Freddie Mac's chief economist, Sam Khater, noted that while the current rate has increased slightly from last week, it remains nearly half a percentage point lower than the same time last year. This could signal a more accessible homebuying season for prospective buyers, as there has been an uptick in purchase applications and pending home sales.
Additionally, the average rate for a 15-year fixed mortgage has also seen a modest increase, now at 5.54%, up from 5.50% the prior week. Various factors influence these mortgage rates, including actions by the Federal Reserve and broader geopolitical conditions. For instance, rising energy prices and trade uncertainties have contributed to increased inflation expectations, exerting upward pressure on mortgage rates, despite recent economic data suggesting a slowdown, such as moderating inflation and weaker job growth.
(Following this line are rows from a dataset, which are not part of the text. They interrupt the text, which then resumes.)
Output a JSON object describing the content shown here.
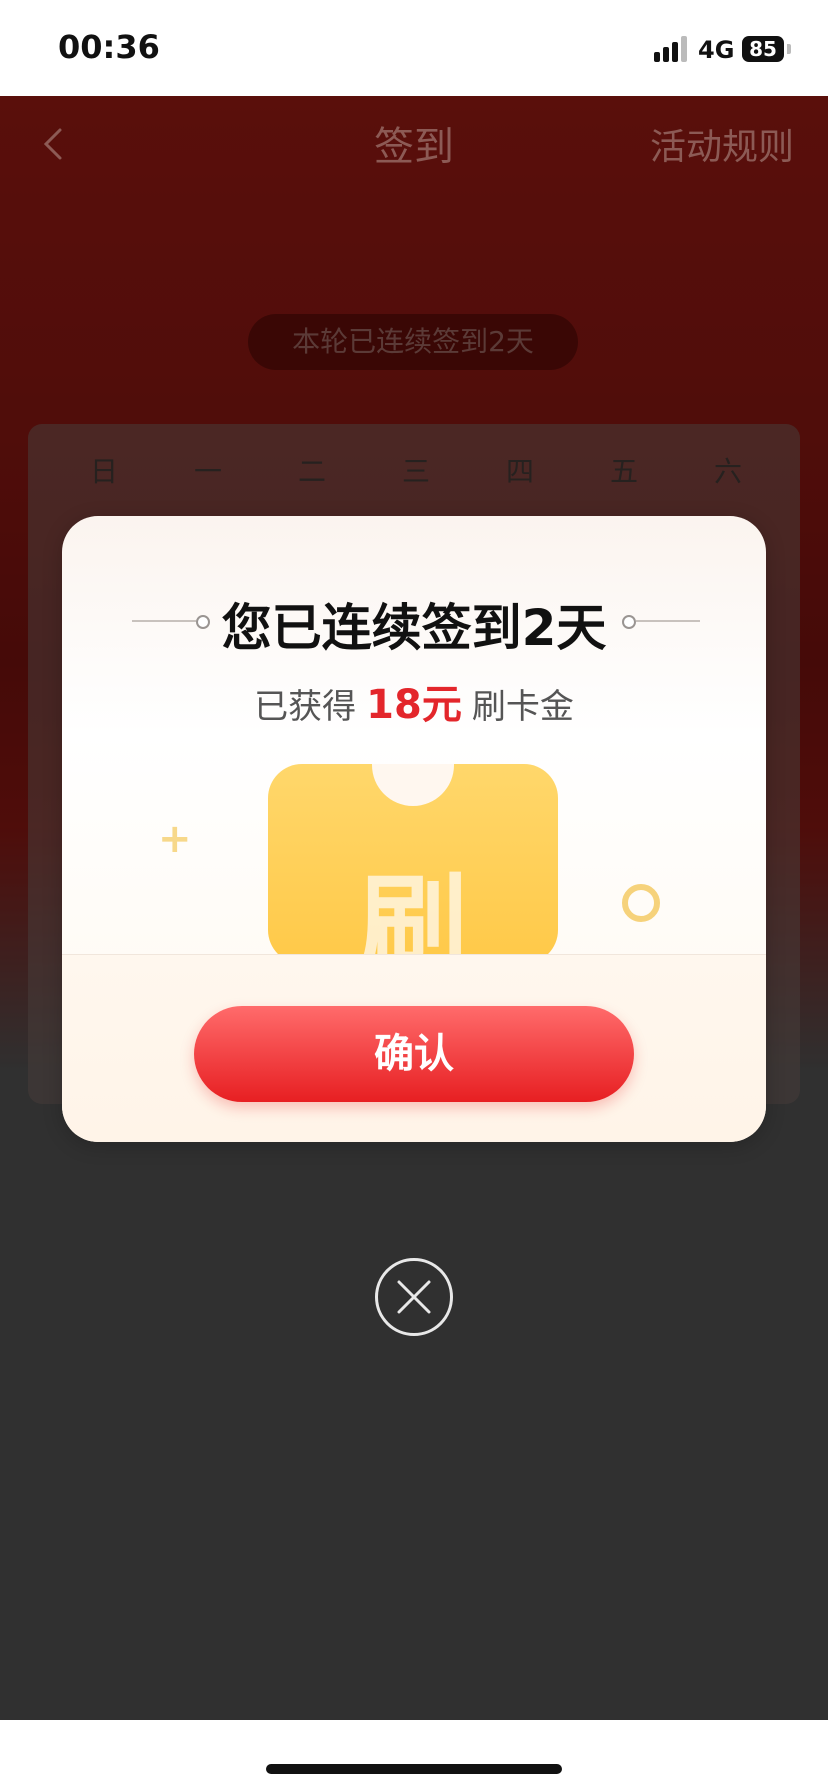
{
  "status_bar": {
    "time": "00:36",
    "network": "4G",
    "battery": "85"
  },
  "page": {
    "title": "签到",
    "rules_link": "活动规则",
    "streak_text": "本轮已连续签到2天",
    "weekdays": [
      "日",
      "一",
      "二",
      "三",
      "四",
      "五",
      "六"
    ]
  },
  "modal": {
    "title": "您已连续签到2天",
    "subtitle_prefix": "已获得",
    "amount": "18元",
    "subtitle_suffix": "刷卡金",
    "ticket_char": "刷",
    "confirm_label": "确认"
  },
  "colors": {
    "accent_red": "#e3262b",
    "header_red": "#8a1712",
    "ticket_yellow": "#ffd76b"
  },
  "icons": {
    "back": "chevron-left-icon",
    "close": "close-circle-icon",
    "signal": "cellular-signal-icon",
    "battery": "battery-icon"
  }
}
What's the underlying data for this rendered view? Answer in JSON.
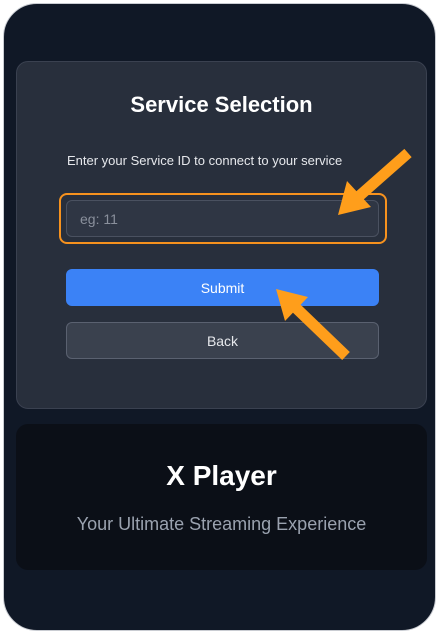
{
  "service_selection": {
    "title": "Service Selection",
    "description": "Enter your Service ID to connect to your service",
    "input_placeholder": "eg: 11",
    "input_value": "",
    "submit_label": "Submit",
    "back_label": "Back"
  },
  "branding": {
    "title": "X Player",
    "tagline": "Your Ultimate Streaming Experience"
  },
  "colors": {
    "background": "#101826",
    "card": "#282f3c",
    "accent_blue": "#3b82f6",
    "highlight_orange": "#f7921e"
  },
  "annotations": {
    "arrows": [
      "arrow-pointing-to-input-icon",
      "arrow-pointing-to-submit-icon"
    ]
  }
}
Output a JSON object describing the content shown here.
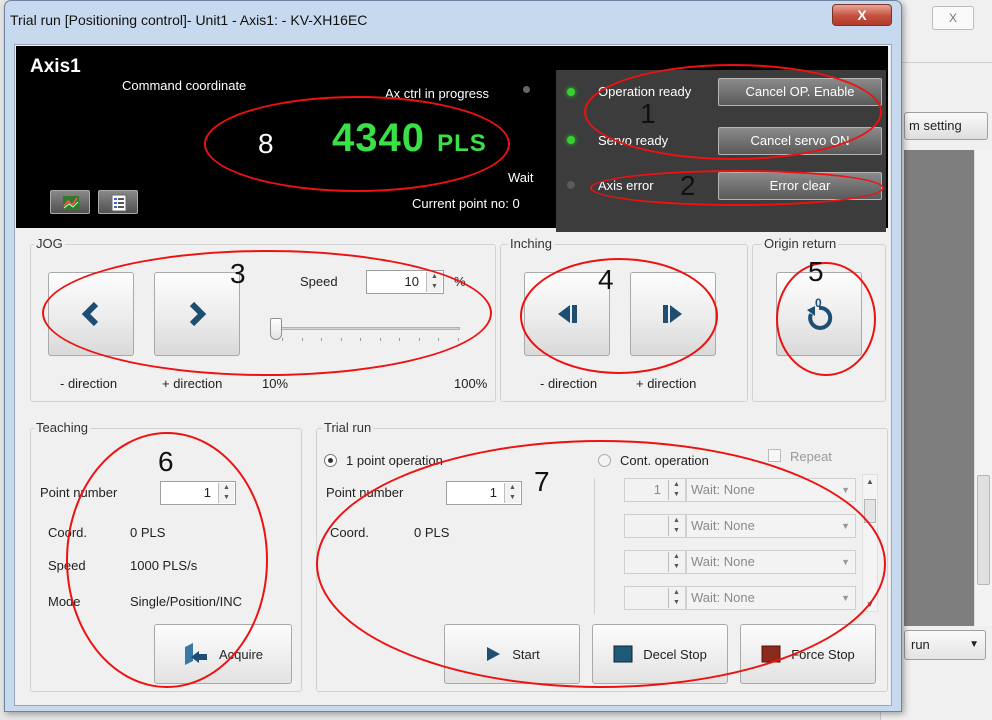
{
  "window": {
    "title": "Trial run [Positioning control]- Unit1 - Axis1: - KV-XH16EC",
    "close_label": "X"
  },
  "background_window": {
    "close_label": "X",
    "setting_button": "m setting",
    "combo_value": "run"
  },
  "status": {
    "axis_name": "Axis1",
    "coord_label": "Command coordinate",
    "ax_ctrl_label": "Ax ctrl in progress",
    "value": "4340",
    "unit": "PLS",
    "wait_label": "Wait",
    "current_point": "Current point no: 0",
    "operation_ready": "Operation ready",
    "servo_ready": "Servo ready",
    "axis_error": "Axis error",
    "cancel_op_enable": "Cancel OP. Enable",
    "cancel_servo_on": "Cancel servo ON",
    "error_clear": "Error clear",
    "colors": {
      "value": "#39e046",
      "led_on": "#34d12f",
      "led_off": "#5a5a5a",
      "annotation": "#e11111"
    }
  },
  "jog": {
    "title": "JOG",
    "speed_label": "Speed",
    "speed_value": "10",
    "percent": "%",
    "minus_label": "- direction",
    "plus_label": "+ direction",
    "min_label": "10%",
    "max_label": "100%",
    "speed_level": 0.0
  },
  "inching": {
    "title": "Inching",
    "minus_label": "- direction",
    "plus_label": "+ direction"
  },
  "origin": {
    "title": "Origin return",
    "icon_label": "0"
  },
  "teaching": {
    "title": "Teaching",
    "point_label": "Point number",
    "point_value": "1",
    "coord_label": "Coord.",
    "coord_value": "0 PLS",
    "speed_label": "Speed",
    "speed_value": "1000 PLS/s",
    "mode_label": "Mode",
    "mode_value": "Single/Position/INC",
    "acquire_label": "Acquire"
  },
  "trial": {
    "title": "Trial run",
    "one_point_label": "1 point operation",
    "cont_label": "Cont. operation",
    "repeat_label": "Repeat",
    "point_label": "Point number",
    "point_value": "1",
    "coord_label": "Coord.",
    "coord_value": "0 PLS",
    "cont_rows": [
      {
        "num": "1",
        "wait": "Wait: None"
      },
      {
        "num": "",
        "wait": "Wait: None"
      },
      {
        "num": "",
        "wait": "Wait: None"
      },
      {
        "num": "",
        "wait": "Wait: None"
      }
    ],
    "start_label": "Start",
    "decel_label": "Decel Stop",
    "force_label": "Force Stop"
  },
  "annotations": [
    "1",
    "2",
    "3",
    "4",
    "5",
    "6",
    "7",
    "8"
  ]
}
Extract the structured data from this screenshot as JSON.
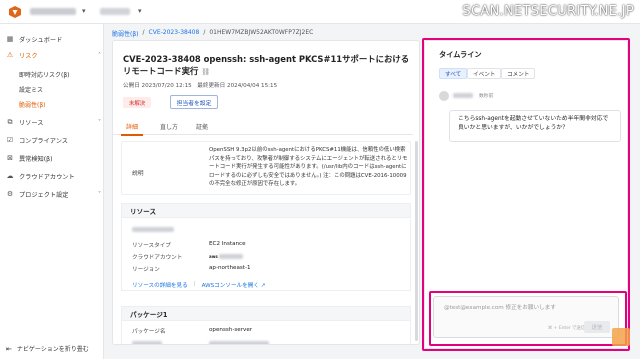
{
  "header": {
    "watermark": "SCAN.NETSECURITY.NE.JP"
  },
  "sidebar": {
    "items": [
      {
        "label": "ダッシュボード",
        "icon": "dashboard-icon"
      },
      {
        "label": "リスク",
        "icon": "risk-icon"
      },
      {
        "label": "リソース",
        "icon": "resource-icon"
      },
      {
        "label": "コンプライアンス",
        "icon": "compliance-icon"
      },
      {
        "label": "異常検知(β)",
        "icon": "anomaly-icon"
      },
      {
        "label": "クラウドアカウント",
        "icon": "cloud-icon"
      },
      {
        "label": "プロジェクト設定",
        "icon": "gear-icon"
      }
    ],
    "risk_sub": [
      {
        "label": "即時対応リスク(β)"
      },
      {
        "label": "設定ミス"
      },
      {
        "label": "脆弱性(β)"
      }
    ],
    "collapse_label": "ナビゲーションを折り畳む"
  },
  "breadcrumb": {
    "root": "脆弱性(β)",
    "cve": "CVE-2023-38408",
    "id": "01HEW7MZBJW52AKT0WFP7ZJ2EC"
  },
  "issue": {
    "title": "CVE-2023-38408 openssh: ssh-agent PKCS#11サポートにおけるリモートコード実行",
    "meta": "公開日 2023/07/20 12:15　最終更新日 2024/04/04 15:15",
    "status": "未解決",
    "assignee_button": "担当者を設定",
    "tabs": [
      "詳細",
      "直し方",
      "証拠"
    ],
    "description_label": "説明",
    "description": "OpenSSH 9.3p2以前のssh-agentにおけるPKCS#11機能は、信頼性の低い検索パスを持っており、攻撃者が制御するシステムにエージェントが転送されるとリモートコード実行が発生する可能性があります。(/usr/lib内のコードはssh-agentにロードするのに必ずしも安全ではありません。) 注：この問題はCVE-2016-10009の不完全な修正が原因で存在します。"
  },
  "resource": {
    "section_title": "リソース",
    "rows": [
      {
        "key": "リソースタイプ",
        "value": "EC2 Instance"
      },
      {
        "key": "クラウドアカウント",
        "value": ""
      },
      {
        "key": "リージョン",
        "value": "ap-northeast-1"
      }
    ],
    "detail_link": "リソースの詳細を見る",
    "console_link": "AWSコンソールを開く ↗",
    "aws_badge": "aws"
  },
  "package": {
    "section_title": "パッケージ1",
    "name_key": "パッケージ名",
    "name_value": "openssh-server"
  },
  "timeline": {
    "title": "タイムライン",
    "filters": [
      "すべて",
      "イベント",
      "コメント"
    ],
    "entry_time": "数秒前",
    "comment": "こちらssh-agentを起動させていないため半年間非対応で良いかと思いますが、いかがでしょうか？",
    "input_placeholder": "@test@example.com 修正をお願いします",
    "send_hint": "⌘ + Enter で送信",
    "send_label": "送信"
  }
}
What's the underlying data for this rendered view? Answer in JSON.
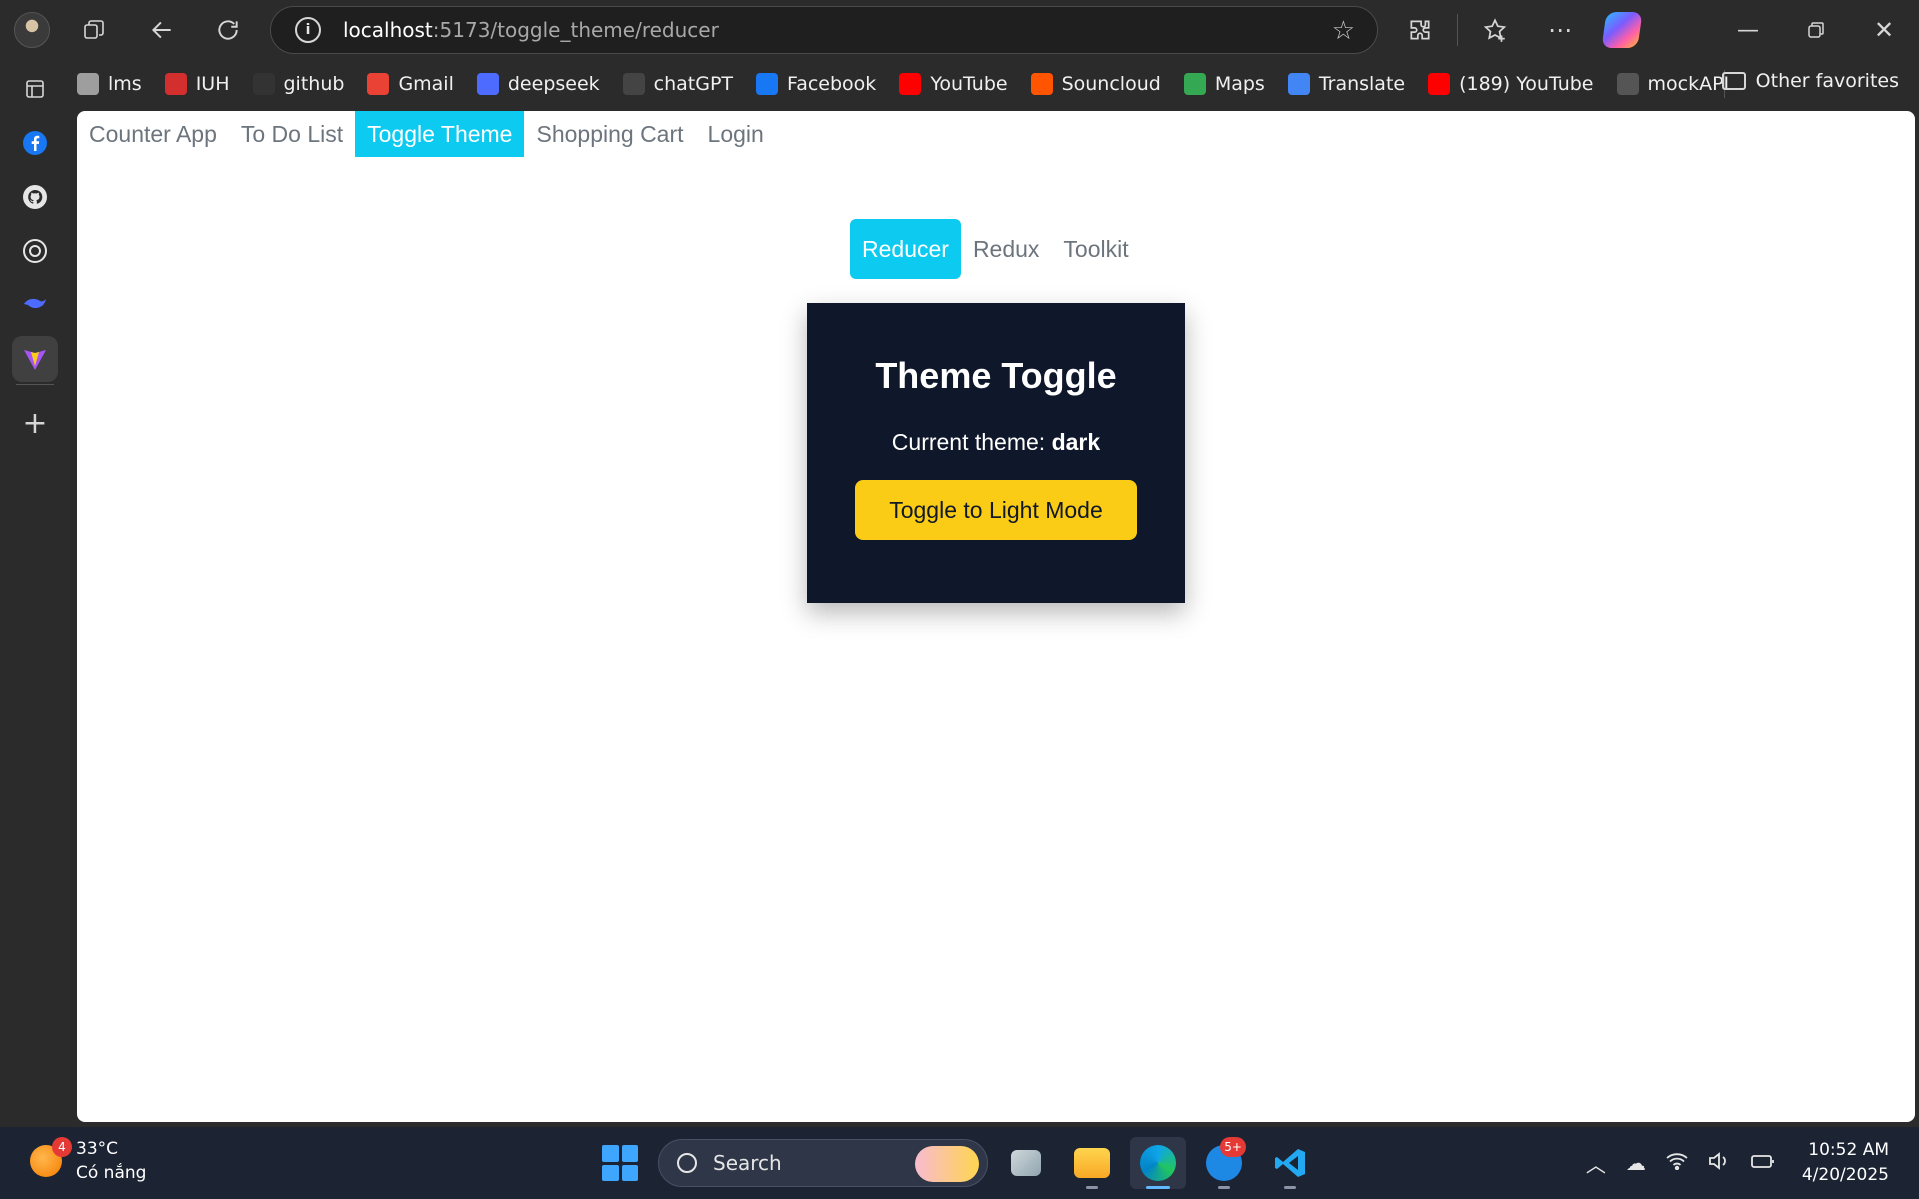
{
  "browser": {
    "address": {
      "host": "localhost",
      "path": ":5173/toggle_theme/reducer"
    },
    "bookmarks": [
      {
        "label": "lms",
        "icon": "lms-icon",
        "color": "#9e9e9e"
      },
      {
        "label": "IUH",
        "icon": "iuh-icon",
        "color": "#d32f2f"
      },
      {
        "label": "github",
        "icon": "github-icon",
        "color": "#333333"
      },
      {
        "label": "Gmail",
        "icon": "gmail-icon",
        "color": "#ea4335"
      },
      {
        "label": "deepseek",
        "icon": "deepseek-icon",
        "color": "#4d6bfe"
      },
      {
        "label": "chatGPT",
        "icon": "chatgpt-icon",
        "color": "#444444"
      },
      {
        "label": "Facebook",
        "icon": "facebook-icon",
        "color": "#1877f2"
      },
      {
        "label": "YouTube",
        "icon": "youtube-icon",
        "color": "#ff0000"
      },
      {
        "label": "Souncloud",
        "icon": "soundcloud-icon",
        "color": "#ff5500"
      },
      {
        "label": "Maps",
        "icon": "maps-icon",
        "color": "#34a853"
      },
      {
        "label": "Translate",
        "icon": "translate-icon",
        "color": "#4285f4"
      },
      {
        "label": "(189) YouTube",
        "icon": "youtube-icon",
        "color": "#ff0000"
      },
      {
        "label": "mockAPI",
        "icon": "mockapi-icon",
        "color": "#555555"
      }
    ],
    "other_favorites": "Other favorites"
  },
  "app": {
    "nav": [
      {
        "label": "Counter App",
        "active": false
      },
      {
        "label": "To Do List",
        "active": false
      },
      {
        "label": "Toggle Theme",
        "active": true
      },
      {
        "label": "Shopping Cart",
        "active": false
      },
      {
        "label": "Login",
        "active": false
      }
    ],
    "subtabs": [
      {
        "label": "Reducer",
        "active": true
      },
      {
        "label": "Redux",
        "active": false
      },
      {
        "label": "Toolkit",
        "active": false
      }
    ],
    "card": {
      "title": "Theme Toggle",
      "theme_label": "Current theme:",
      "theme_value": "dark",
      "button_label": "Toggle to Light Mode"
    },
    "colors": {
      "accent": "#0dcaf0",
      "card_bg": "#0f172a",
      "button": "#facc15"
    }
  },
  "taskbar": {
    "weather": {
      "temp": "33°C",
      "condition": "Có nắng",
      "badge": "4"
    },
    "search_placeholder": "Search",
    "zalo_badge": "5+",
    "time": "10:52 AM",
    "date": "4/20/2025"
  }
}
The Federal Reserve recently opted to maintain the benchmark federal funds rate within the range of 3.5% to 3.75%, following a series of rate cuts last year. Fed Chair Jerome Powell indicated that the current rates are deemed neutral, and policymakers are carefully monitoring economic indicators, particularly the potential economic impact from ongoing geopolitical tensions.
Although mortgage rates are not directly determined by the Fed's interest rate decisions, they are closely linked to the yield on the 10-year Treasury, which was around 4.27% as of Thursday.